October 1994 brought a significant development for the sport in the UK. The country’s first indoor velodrome was built, in Manchester, as part of the city’s planned bid for the 2000 Olympics. Costing £9 million, it proved an instant hit, not least with the City of Edinburgh Racing Club, who transferred their dominance from the traditional home of the national championships, in Leicester, to their new home in Manchester. In 1995, the first year the championships were held on the indoor track, the club won a new event, the team sprint. Hoy figured in that gold-medal winning team and also – illustrating his earlier point that he did have ‘an element of aerobic potential’ – in the silver-medal winning team pursuit team, contested over 4,000 m.
There began to be talk, already, of a ‘Manchester effect’ – namely, a raising of the standards of Britain’s track cyclists, who, finally, were able to train all year round, whatever the weather. It meant no more running for cover at the sight of rain. A Manchester Super League was established, with races held in the winter, traditionally the off-season, and with the riders representing cities, pitting Edinburgh against London, Birmingham, and Manchester.
But of all the talent that was beginning to shine from the mid-1990s, it was another Highlander – MacLean – who stood out. After Alexander, though Brydon was successful at British level, there had been no sprinters who made an impact on the international stage. At the 1992 Olympics in Barcelona no British sprinters were even selected. And four years later, at Atlanta in 1996, it was the same again: no British sprinters were deemed good enough to go. It was, explained the British coach, Doug Dailey, simply a case of ‘quality control. They just weren’t fast enough.’

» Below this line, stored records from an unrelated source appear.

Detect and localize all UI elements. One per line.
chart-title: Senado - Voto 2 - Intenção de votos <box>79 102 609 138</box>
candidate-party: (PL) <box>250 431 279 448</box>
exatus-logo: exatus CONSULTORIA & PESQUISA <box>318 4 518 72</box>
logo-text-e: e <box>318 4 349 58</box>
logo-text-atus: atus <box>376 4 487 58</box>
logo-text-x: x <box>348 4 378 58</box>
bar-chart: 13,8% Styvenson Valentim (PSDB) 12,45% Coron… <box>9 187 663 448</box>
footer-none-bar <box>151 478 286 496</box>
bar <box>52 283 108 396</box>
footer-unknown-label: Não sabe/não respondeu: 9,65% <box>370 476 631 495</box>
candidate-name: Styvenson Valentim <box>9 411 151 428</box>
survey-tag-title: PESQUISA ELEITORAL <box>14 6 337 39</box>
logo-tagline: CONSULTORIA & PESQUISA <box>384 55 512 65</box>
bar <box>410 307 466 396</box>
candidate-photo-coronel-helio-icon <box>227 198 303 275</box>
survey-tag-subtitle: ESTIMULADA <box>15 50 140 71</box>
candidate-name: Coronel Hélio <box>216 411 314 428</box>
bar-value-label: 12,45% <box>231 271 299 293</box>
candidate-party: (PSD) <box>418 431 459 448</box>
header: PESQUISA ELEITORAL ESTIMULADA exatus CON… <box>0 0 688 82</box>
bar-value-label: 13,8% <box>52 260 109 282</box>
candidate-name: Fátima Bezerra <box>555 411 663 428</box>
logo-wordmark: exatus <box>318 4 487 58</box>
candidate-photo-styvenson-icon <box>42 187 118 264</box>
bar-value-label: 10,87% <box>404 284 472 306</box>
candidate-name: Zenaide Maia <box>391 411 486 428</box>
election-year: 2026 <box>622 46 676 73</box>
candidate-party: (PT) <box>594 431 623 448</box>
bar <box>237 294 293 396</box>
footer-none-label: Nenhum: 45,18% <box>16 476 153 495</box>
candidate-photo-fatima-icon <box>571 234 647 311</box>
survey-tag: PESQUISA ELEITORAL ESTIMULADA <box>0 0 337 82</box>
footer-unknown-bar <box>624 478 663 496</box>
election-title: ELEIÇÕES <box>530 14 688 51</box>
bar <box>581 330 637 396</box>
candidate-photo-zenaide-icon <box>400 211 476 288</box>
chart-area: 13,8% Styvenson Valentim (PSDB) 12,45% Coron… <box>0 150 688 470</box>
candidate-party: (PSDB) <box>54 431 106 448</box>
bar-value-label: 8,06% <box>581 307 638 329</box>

Speaking in 1997, Dailey admitted that the track sprinters had for several years been treated like outcasts. But, he explained, ‘That’s about to change now. There is real progress and my feeling is there’ll be a leading light who will drag sprinting along and set the standard other sprinters have to aspire to. This boy MacLean will set the standard and he can have a dramatic effect on sprinting.’ Sprinters tend to come in little groups – the Americans and Aussies have theirs. ‘MacLean,’ Dailey added confidently, ‘can become the Guv’nor.’